Performance is measured by AUROC on both internal and external test sets for each horizon. Internally, the TD‑24 hr model (state‑to‑state delay of 24 h) achieves the highest AUROC (≈0.88 for 28‑day mortality), outperforming supervised models (AUROC 0.81–0.84) and the clinical SOFA score (≈0.78). Crucially, on the external SICdb cohort the TD model’s AUROC drops only marginally (≈0.86), whereas supervised models suffer a larger degradation (AUROC 0.73–0.78), indicating superior robustness to dataset shift. One‑tailed paired Student’s t‑tests with Benjamini‑Yekutieli correction confirm that the TD model’s mean AUROC is significantly higher than each baseline (p < 0.05).

Key contributions: (1) a mathematically grounded Semi‑MRP formulation that accommodates irregularly sampled health data; (2) a direct empirical comparison between TD learning and conventional supervised learning using identical deep‑learning backbones; (3) demonstration that TD learning reduces variance and over‑fitting, yielding more stable performance across institutions.

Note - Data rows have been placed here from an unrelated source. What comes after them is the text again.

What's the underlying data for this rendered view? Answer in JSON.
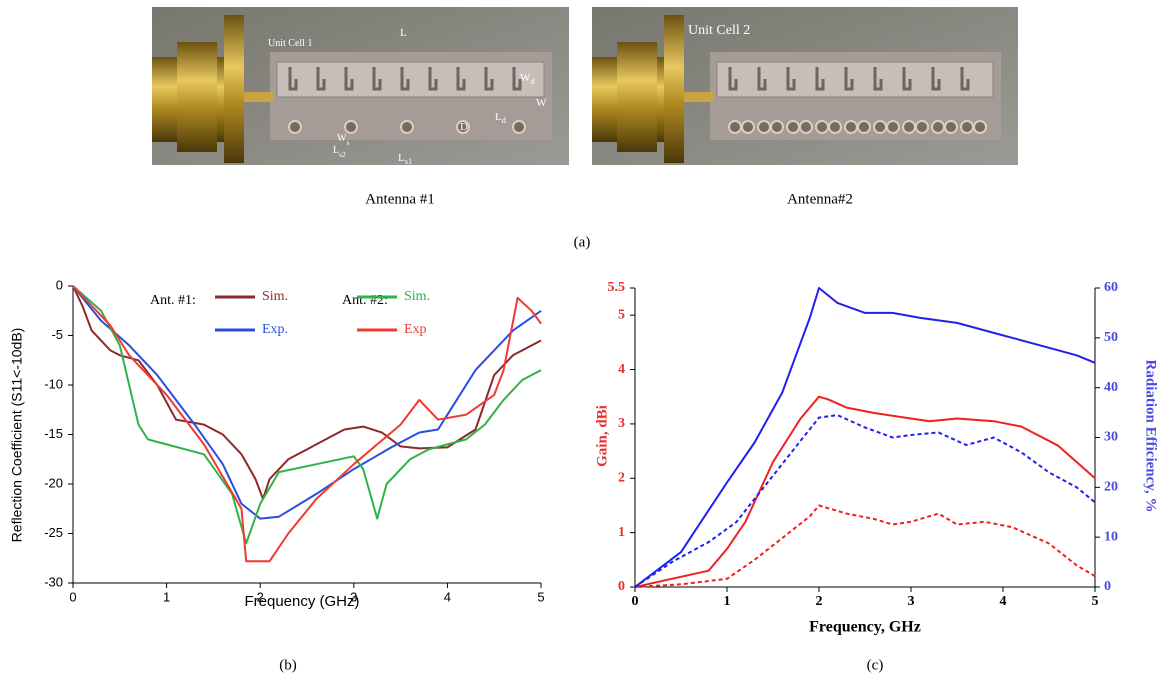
{
  "figure": {
    "photos": [
      {
        "caption": "Antenna #1",
        "labels": [
          {
            "text": "Unit Cell 1"
          },
          {
            "text": "L"
          },
          {
            "text": "W"
          },
          {
            "text": "W",
            "sub": "d"
          },
          {
            "text": "L",
            "sub": "d"
          },
          {
            "text": "W",
            "sub": "s"
          },
          {
            "text": "L",
            "sub": "s1"
          },
          {
            "text": "L",
            "sub": "s2"
          },
          {
            "text": "D"
          }
        ]
      },
      {
        "caption": "Antenna#2",
        "labels": [
          {
            "text": "Unit Cell 2"
          }
        ]
      }
    ],
    "panel_labels": [
      "(a)",
      "(b)",
      "(c)"
    ]
  },
  "chart_data": [
    {
      "type": "line",
      "xlabel": "Frequency (GHz)",
      "ylabel": "Reflection Coefficient (S11<-10dB)",
      "xlim": [
        0,
        5
      ],
      "xticks": [
        0,
        1,
        2,
        3,
        4,
        5
      ],
      "ylim": [
        -30,
        0
      ],
      "yticks": [
        -30,
        -25,
        -20,
        -15,
        -10,
        -5,
        0
      ],
      "legend_groups": [
        "Ant. #1:",
        "Ant. #2:"
      ],
      "series": [
        {
          "name": "Sim.",
          "group": 0,
          "color": "#8b2a2a",
          "x": [
            0,
            0.1,
            0.2,
            0.4,
            0.5,
            0.7,
            0.9,
            1.1,
            1.4,
            1.6,
            1.8,
            1.95,
            2.03,
            2.1,
            2.3,
            2.5,
            2.7,
            2.9,
            3.1,
            3.3,
            3.5,
            3.7,
            4.0,
            4.3,
            4.5,
            4.7,
            5
          ],
          "values": [
            0,
            -2,
            -4.5,
            -6.5,
            -7,
            -7.5,
            -10,
            -13.5,
            -14,
            -15,
            -17,
            -19.5,
            -21.5,
            -19.5,
            -17.5,
            -16.5,
            -15.5,
            -14.5,
            -14.2,
            -14.8,
            -16.2,
            -16.4,
            -16.3,
            -14.5,
            -9,
            -7,
            -5.5
          ]
        },
        {
          "name": "Exp.",
          "group": 0,
          "color": "#2a4de0",
          "x": [
            0,
            0.3,
            0.6,
            0.9,
            1.3,
            1.6,
            1.8,
            2.0,
            2.2,
            2.6,
            3.0,
            3.4,
            3.7,
            3.9,
            4.0,
            4.3,
            4.7,
            5
          ],
          "values": [
            0,
            -3.5,
            -6,
            -9,
            -14,
            -18,
            -22,
            -23.5,
            -23.3,
            -21,
            -18.5,
            -16.3,
            -14.8,
            -14.5,
            -13,
            -8.5,
            -4.5,
            -2.5
          ]
        },
        {
          "name": "Sim.",
          "group": 1,
          "color": "#2fb24a",
          "x": [
            0,
            0.3,
            0.5,
            0.7,
            0.8,
            1.0,
            1.4,
            1.7,
            1.85,
            2.0,
            2.2,
            2.6,
            3.0,
            3.1,
            3.25,
            3.35,
            3.6,
            3.8,
            4.0,
            4.2,
            4.4,
            4.6,
            4.8,
            5
          ],
          "values": [
            0,
            -2.5,
            -6,
            -14,
            -15.5,
            -16,
            -17,
            -21,
            -26,
            -22,
            -18.8,
            -18,
            -17.2,
            -18.5,
            -23.5,
            -20,
            -17.5,
            -16.5,
            -16,
            -15.5,
            -14,
            -11.5,
            -9.5,
            -8.5
          ]
        },
        {
          "name": "Exp",
          "group": 1,
          "color": "#f03a30",
          "x": [
            0,
            0.4,
            0.6,
            1.0,
            1.4,
            1.8,
            1.85,
            2.1,
            2.3,
            2.6,
            3.0,
            3.5,
            3.7,
            3.9,
            4.2,
            4.5,
            4.6,
            4.75,
            4.9,
            5
          ],
          "values": [
            0,
            -4,
            -7,
            -11,
            -16,
            -22.5,
            -27.8,
            -27.8,
            -25,
            -21.5,
            -18,
            -14,
            -11.5,
            -13.5,
            -13,
            -11,
            -8.5,
            -1.2,
            -2.5,
            -3.8
          ]
        }
      ]
    },
    {
      "type": "line",
      "xlabel": "Frequency, GHz",
      "ylabel": "Gain, dBi",
      "y2label": "Radiation Efficiency, %",
      "ylabel_color": "#e83030",
      "y2label_color": "#4a4ae0",
      "xlim": [
        0,
        5
      ],
      "xticks": [
        0,
        1,
        2,
        3,
        4,
        5
      ],
      "ylim": [
        0,
        5.5
      ],
      "yticks": [
        0,
        1,
        2,
        3,
        4,
        5,
        5.5
      ],
      "y2lim": [
        0,
        60
      ],
      "y2ticks": [
        0,
        10,
        20,
        30,
        40,
        50,
        60
      ],
      "series": [
        {
          "color": "#f02020",
          "dash": false,
          "x": [
            0,
            0.4,
            0.8,
            1.0,
            1.2,
            1.5,
            1.8,
            2.0,
            2.1,
            2.3,
            2.6,
            3.0,
            3.2,
            3.5,
            3.9,
            4.2,
            4.6,
            5
          ],
          "values": [
            0,
            0.15,
            0.3,
            0.7,
            1.2,
            2.3,
            3.1,
            3.5,
            3.45,
            3.3,
            3.2,
            3.1,
            3.05,
            3.1,
            3.05,
            2.95,
            2.6,
            2.0
          ]
        },
        {
          "color": "#f02020",
          "dash": true,
          "x": [
            0,
            0.5,
            1.0,
            1.3,
            1.6,
            1.9,
            2.0,
            2.3,
            2.6,
            2.8,
            3.0,
            3.3,
            3.5,
            3.8,
            4.1,
            4.5,
            4.8,
            5
          ],
          "values": [
            0,
            0.05,
            0.15,
            0.5,
            0.9,
            1.3,
            1.5,
            1.35,
            1.25,
            1.15,
            1.2,
            1.35,
            1.15,
            1.2,
            1.1,
            0.8,
            0.4,
            0.2
          ]
        },
        {
          "color": "#2020f0",
          "dash": false,
          "axis": "y2",
          "x": [
            0,
            0.5,
            1.0,
            1.3,
            1.6,
            1.9,
            2.0,
            2.2,
            2.5,
            2.8,
            3.1,
            3.5,
            3.9,
            4.3,
            4.6,
            4.8,
            5
          ],
          "values": [
            0,
            7,
            21,
            29,
            39,
            54,
            60,
            57,
            55,
            55,
            54,
            53,
            51,
            49,
            47.5,
            46.5,
            45
          ]
        },
        {
          "color": "#2020f0",
          "dash": true,
          "axis": "y2",
          "x": [
            0,
            0.4,
            0.8,
            1.1,
            1.4,
            1.7,
            2.0,
            2.2,
            2.5,
            2.8,
            3.0,
            3.3,
            3.6,
            3.9,
            4.2,
            4.5,
            4.8,
            5
          ],
          "values": [
            0,
            5,
            9,
            13,
            20,
            27,
            34,
            34.5,
            32,
            30,
            30.5,
            31,
            28.5,
            30,
            27,
            23,
            20,
            17
          ]
        }
      ]
    }
  ]
}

Limitations include the binary reward design (death vs. discharge) which precludes modeling intermediate clinical events, the choice of (\gamma = 1) which treats all future risks equally (potentially unrealistic in practice), and the heuristic selection of the interval distribution (D) rather than learning it from data. Future work could explore multi‑step reward structures, time‑discounted risk weighting, and data‑driven estimation of (D) to further align the model with clinical decision‑making. Overall, the study provides compelling evidence that reinforcement‑learning‑based TD methods can enhance the reliability of mortality prediction models in high‑variance ICU settings.